Sports Correspondent – The News
KARACHI: Pakistan’s newly appointed football coach Mohammed Shamlan of Bahrain has said that he would put in his best to place Pakistan football team on the right path.
“You know the job is very challenging but I will work hard to improve the team and the country’s world ranking,” the seasoned tactician said at a press conference at the FIFA Football House in Lahore on Thursday.
He said that Pakistan was his second home as he had already worked with Salman Sharida in 2005-2006.
Shamlan has been appointed for a couple of years and he will be paid by the Bahrain Football Association (BFA).
Before joining Pakistan team he had been acting as assistant coach of the Bahrain national team with Argentinean Gabriel Cauldron.
Shamlan said that he was confident that he would be able to form a strong side. “A coach always wants to see speed, aggressiveness and discipline in his players and most of the Pakistani footballers have such qualities.
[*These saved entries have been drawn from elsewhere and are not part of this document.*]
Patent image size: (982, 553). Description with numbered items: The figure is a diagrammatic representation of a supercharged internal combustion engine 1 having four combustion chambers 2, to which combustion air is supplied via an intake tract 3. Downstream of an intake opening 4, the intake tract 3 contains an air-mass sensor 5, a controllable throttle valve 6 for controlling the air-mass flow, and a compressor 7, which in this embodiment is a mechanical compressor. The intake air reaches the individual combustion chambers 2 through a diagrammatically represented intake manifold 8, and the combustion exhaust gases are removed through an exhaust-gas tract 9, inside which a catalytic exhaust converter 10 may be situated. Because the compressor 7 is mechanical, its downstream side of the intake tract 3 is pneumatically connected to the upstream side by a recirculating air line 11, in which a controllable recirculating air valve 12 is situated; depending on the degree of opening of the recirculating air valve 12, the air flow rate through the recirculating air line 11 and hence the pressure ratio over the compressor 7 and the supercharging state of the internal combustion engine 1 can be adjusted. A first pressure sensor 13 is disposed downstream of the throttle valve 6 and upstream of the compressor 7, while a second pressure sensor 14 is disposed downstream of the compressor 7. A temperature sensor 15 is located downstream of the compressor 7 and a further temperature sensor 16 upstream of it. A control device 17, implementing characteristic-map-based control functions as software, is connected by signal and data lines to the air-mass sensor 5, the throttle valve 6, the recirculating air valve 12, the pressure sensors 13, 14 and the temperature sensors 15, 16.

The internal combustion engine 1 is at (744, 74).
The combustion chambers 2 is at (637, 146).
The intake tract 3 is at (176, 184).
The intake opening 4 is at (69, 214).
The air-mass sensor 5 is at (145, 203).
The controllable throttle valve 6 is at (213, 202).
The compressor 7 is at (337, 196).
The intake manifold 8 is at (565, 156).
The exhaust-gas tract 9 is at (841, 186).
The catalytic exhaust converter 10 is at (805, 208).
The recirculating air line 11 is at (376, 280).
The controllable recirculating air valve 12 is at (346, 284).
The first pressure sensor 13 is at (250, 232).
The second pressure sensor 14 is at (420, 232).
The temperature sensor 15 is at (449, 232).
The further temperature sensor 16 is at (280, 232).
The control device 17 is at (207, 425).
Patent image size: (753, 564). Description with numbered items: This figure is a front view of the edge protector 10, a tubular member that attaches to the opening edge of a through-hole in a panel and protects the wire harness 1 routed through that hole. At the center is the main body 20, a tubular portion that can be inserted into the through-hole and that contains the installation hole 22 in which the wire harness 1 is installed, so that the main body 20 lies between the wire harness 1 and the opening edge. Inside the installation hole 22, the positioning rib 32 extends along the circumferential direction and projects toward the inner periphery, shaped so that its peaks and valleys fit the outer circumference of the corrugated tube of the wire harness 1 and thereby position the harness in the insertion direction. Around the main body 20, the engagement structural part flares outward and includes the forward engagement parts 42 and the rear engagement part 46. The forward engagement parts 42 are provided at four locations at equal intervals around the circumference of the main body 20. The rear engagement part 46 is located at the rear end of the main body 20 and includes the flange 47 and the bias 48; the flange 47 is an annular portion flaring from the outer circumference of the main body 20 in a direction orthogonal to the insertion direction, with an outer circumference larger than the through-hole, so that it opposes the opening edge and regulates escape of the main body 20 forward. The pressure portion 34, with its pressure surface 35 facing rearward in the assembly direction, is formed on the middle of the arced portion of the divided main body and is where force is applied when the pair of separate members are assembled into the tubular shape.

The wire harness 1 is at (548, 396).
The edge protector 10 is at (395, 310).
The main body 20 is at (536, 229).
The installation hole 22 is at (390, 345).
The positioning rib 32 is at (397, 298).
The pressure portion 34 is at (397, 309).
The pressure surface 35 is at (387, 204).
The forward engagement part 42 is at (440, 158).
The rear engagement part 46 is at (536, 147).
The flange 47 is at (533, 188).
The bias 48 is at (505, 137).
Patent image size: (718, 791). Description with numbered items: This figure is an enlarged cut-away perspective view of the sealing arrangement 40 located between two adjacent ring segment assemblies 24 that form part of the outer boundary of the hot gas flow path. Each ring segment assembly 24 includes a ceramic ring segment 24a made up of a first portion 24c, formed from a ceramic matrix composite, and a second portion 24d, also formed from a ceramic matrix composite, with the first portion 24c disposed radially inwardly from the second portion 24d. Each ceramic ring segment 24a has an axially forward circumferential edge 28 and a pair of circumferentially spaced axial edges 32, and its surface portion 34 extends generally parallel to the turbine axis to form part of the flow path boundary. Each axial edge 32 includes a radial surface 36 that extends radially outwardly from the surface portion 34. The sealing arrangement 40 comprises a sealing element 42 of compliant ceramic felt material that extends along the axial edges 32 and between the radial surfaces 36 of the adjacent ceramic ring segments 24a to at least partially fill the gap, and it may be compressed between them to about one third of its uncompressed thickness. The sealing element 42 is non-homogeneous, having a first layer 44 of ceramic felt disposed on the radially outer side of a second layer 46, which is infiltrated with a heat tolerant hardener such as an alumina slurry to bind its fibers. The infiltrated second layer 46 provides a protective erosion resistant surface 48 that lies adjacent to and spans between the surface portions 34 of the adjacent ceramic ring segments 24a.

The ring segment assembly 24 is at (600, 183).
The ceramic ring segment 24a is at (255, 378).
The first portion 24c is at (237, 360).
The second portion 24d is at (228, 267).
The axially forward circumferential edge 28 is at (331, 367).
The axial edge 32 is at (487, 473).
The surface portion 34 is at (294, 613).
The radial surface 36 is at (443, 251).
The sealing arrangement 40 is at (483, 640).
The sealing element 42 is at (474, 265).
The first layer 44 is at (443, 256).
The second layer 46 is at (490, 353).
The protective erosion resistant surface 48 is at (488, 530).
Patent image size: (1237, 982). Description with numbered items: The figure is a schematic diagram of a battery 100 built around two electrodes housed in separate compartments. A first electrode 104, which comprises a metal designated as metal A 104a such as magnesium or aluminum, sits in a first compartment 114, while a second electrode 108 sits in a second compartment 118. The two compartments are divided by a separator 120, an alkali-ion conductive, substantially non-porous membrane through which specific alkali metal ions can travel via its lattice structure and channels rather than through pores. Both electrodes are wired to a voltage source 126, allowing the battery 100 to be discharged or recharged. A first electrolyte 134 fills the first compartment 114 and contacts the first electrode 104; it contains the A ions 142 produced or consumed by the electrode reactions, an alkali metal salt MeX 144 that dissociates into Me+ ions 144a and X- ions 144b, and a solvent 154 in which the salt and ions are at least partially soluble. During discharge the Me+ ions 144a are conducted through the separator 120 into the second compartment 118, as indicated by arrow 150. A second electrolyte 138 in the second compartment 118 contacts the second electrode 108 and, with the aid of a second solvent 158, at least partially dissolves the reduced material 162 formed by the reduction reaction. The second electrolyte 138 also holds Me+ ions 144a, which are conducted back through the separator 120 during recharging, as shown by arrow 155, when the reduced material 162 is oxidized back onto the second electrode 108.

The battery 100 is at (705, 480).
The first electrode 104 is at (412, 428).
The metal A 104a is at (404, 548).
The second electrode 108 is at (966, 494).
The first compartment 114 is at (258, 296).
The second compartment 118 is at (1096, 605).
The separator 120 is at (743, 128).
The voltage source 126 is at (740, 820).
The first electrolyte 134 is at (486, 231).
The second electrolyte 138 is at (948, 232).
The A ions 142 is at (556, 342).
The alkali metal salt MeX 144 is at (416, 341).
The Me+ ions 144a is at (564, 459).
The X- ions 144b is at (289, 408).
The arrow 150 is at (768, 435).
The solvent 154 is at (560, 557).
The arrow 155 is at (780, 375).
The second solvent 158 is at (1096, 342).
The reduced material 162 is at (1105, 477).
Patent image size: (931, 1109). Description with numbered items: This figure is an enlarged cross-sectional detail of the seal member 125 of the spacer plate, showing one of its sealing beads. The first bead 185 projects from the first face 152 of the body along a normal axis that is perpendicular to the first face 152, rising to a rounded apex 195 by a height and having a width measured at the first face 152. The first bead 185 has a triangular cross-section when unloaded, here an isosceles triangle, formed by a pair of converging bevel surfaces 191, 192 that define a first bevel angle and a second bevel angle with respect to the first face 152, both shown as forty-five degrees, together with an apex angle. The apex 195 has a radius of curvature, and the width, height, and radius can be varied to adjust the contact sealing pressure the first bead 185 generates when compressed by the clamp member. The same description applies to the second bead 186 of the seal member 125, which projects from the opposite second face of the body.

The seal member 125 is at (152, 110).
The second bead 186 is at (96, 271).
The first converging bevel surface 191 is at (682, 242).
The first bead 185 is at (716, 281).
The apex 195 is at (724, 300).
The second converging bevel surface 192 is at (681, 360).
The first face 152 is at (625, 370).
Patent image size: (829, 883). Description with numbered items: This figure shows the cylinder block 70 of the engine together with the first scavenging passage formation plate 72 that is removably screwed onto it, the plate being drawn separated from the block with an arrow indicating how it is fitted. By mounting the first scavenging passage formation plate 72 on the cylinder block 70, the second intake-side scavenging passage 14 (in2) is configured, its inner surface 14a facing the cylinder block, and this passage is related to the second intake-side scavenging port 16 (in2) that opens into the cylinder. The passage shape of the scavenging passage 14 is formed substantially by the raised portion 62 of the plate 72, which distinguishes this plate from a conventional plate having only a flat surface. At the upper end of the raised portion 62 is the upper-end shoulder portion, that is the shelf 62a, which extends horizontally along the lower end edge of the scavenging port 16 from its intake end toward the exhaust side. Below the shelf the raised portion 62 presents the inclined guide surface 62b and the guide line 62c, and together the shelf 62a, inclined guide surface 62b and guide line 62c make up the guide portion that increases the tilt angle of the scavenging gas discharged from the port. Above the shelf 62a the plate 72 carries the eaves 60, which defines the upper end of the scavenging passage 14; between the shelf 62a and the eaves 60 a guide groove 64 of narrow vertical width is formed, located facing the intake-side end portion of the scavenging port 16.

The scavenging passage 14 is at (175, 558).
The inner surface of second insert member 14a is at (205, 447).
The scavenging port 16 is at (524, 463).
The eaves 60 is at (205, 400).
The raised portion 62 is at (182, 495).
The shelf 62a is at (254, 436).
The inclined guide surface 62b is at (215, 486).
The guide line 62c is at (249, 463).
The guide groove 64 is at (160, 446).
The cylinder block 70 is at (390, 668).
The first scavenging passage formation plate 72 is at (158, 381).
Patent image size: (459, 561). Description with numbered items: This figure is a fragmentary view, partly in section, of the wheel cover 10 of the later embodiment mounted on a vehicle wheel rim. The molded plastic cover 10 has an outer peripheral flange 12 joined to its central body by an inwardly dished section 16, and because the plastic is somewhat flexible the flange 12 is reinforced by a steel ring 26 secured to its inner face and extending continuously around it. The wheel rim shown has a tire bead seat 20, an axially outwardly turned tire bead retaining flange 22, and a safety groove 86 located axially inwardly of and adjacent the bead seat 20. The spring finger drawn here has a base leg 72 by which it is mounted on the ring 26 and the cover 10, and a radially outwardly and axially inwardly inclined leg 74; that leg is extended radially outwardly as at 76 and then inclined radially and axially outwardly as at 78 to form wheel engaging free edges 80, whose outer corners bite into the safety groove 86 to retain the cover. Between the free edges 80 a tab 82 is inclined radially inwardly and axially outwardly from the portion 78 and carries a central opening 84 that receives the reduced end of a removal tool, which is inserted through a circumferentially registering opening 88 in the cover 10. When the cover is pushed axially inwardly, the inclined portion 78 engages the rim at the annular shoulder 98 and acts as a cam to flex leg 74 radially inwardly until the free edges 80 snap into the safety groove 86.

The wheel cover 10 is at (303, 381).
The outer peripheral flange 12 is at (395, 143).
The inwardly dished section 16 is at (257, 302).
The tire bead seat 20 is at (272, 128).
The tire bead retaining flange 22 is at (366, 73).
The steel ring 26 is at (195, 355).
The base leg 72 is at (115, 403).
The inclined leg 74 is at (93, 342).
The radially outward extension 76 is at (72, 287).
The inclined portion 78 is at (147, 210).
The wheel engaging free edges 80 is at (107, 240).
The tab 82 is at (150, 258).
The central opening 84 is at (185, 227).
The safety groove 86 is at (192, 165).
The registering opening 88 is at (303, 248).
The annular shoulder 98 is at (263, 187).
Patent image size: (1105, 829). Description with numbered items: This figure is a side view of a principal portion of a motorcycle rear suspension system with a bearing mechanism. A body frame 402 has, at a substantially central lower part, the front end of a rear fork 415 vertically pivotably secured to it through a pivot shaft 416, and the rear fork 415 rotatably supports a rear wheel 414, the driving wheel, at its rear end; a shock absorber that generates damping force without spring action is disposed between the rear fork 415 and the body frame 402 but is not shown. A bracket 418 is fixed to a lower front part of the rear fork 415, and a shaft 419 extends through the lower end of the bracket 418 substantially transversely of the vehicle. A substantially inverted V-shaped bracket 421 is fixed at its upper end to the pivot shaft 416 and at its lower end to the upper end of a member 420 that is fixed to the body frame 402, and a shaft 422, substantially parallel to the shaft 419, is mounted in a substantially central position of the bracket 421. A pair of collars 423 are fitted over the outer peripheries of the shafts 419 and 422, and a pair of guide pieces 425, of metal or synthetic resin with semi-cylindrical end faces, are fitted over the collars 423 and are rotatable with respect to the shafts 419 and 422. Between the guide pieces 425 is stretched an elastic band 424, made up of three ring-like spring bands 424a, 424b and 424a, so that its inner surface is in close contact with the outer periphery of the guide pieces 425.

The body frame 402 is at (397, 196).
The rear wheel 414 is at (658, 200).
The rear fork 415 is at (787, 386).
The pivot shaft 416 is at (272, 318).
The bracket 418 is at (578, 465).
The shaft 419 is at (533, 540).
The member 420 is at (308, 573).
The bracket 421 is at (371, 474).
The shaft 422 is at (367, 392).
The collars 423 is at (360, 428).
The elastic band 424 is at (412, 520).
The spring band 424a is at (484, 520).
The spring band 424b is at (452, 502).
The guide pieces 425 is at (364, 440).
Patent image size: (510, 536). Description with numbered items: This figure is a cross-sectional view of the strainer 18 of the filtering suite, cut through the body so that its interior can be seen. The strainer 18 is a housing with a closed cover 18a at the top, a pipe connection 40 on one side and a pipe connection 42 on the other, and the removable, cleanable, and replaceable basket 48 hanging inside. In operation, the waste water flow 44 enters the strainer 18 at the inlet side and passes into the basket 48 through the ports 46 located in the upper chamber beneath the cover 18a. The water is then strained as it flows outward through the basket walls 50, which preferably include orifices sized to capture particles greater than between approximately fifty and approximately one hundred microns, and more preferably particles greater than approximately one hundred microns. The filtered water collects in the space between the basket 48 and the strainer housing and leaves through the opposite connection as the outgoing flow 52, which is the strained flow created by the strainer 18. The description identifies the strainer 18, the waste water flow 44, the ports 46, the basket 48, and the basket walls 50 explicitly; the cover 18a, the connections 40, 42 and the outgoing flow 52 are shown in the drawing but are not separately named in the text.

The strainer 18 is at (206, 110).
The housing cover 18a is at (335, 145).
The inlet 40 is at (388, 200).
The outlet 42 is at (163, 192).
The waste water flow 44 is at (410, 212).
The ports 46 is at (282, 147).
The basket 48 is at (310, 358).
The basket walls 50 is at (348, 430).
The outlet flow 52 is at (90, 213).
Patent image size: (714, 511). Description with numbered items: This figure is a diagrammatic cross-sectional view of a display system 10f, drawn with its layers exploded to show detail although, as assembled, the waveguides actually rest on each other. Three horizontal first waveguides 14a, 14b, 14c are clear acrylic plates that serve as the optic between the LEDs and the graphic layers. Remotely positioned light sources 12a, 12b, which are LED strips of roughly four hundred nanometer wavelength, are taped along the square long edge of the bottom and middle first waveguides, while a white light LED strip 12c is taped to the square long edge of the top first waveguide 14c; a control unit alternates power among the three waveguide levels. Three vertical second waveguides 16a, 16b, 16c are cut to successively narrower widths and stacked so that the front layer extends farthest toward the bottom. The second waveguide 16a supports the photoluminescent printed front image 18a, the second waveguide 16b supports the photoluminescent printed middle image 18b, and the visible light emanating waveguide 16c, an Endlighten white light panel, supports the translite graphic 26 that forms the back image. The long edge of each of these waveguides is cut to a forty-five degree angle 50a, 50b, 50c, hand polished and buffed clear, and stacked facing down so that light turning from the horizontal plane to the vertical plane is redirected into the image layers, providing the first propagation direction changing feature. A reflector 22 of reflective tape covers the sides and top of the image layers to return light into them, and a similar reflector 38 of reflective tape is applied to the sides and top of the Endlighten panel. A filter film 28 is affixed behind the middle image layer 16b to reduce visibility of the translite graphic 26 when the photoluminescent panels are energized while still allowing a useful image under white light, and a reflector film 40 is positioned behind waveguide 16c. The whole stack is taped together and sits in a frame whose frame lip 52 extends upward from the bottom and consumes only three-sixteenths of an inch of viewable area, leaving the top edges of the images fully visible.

I am optimistic that I will raise a very good national side,” the bulky former Bahrain player said.
Shamlan has been inducted into the national senior team’s coaching staff as an advisor after the Pakistan Football Federation (PFF) axed Serbian coach Zavisa Milosavljevic because of his charges’ pathetic display in a friendly against Afghanistan in Kabul on Tuesday.
Shehzad will serve as head coach of the team.
It is expected that after the SAFF Cup Shamlan will accompany the Pakistan Under-19 team that will take part in the Asian Football Confederation (AFC) Under-19 Championship Qualifiers in Iraq in October.
Nasir Ismail has already been appointed as head coach of that team.
PFF secretary Col Ahmad Yar Khan Lodhi said that Bahrain made great sacrifice by giving one of their finest coaches to Pakistan. “In the current situation, when the contract with Zavisa was expiring in two months and we were looking for a new, more suitable head coach for our national team the relationship of the PFF chief Faisal Saleh Hayat with the president of the AFC and Bahrain Football Association (BFA) Sheikh Salman worked a lot,” Lodhi told the press conference.
He said the PFF would have Shamlan’s services for free, which would help the federation save millions of rupees which it would spend on youth development and women football.
Lodhi appealed to the Prime Minister of Pakistan Mian Nawaz Sharif to take personal interest to remove the hurdles in holding of the AFC Under16 Championship Qualifiers which are to be held in Karachi in the last week of September.
He also said the event can be shifted to Lahore if the Punjab government helped the PFF in security matters.
Iran, United Arab Emirates (UAE), Sri Lanka and Pakistan will be featuring in the Group E qualifiers. The AFC has demanded the security clearance in writing but neither the Sindh government nor the Punjab nor the federal government has given any response.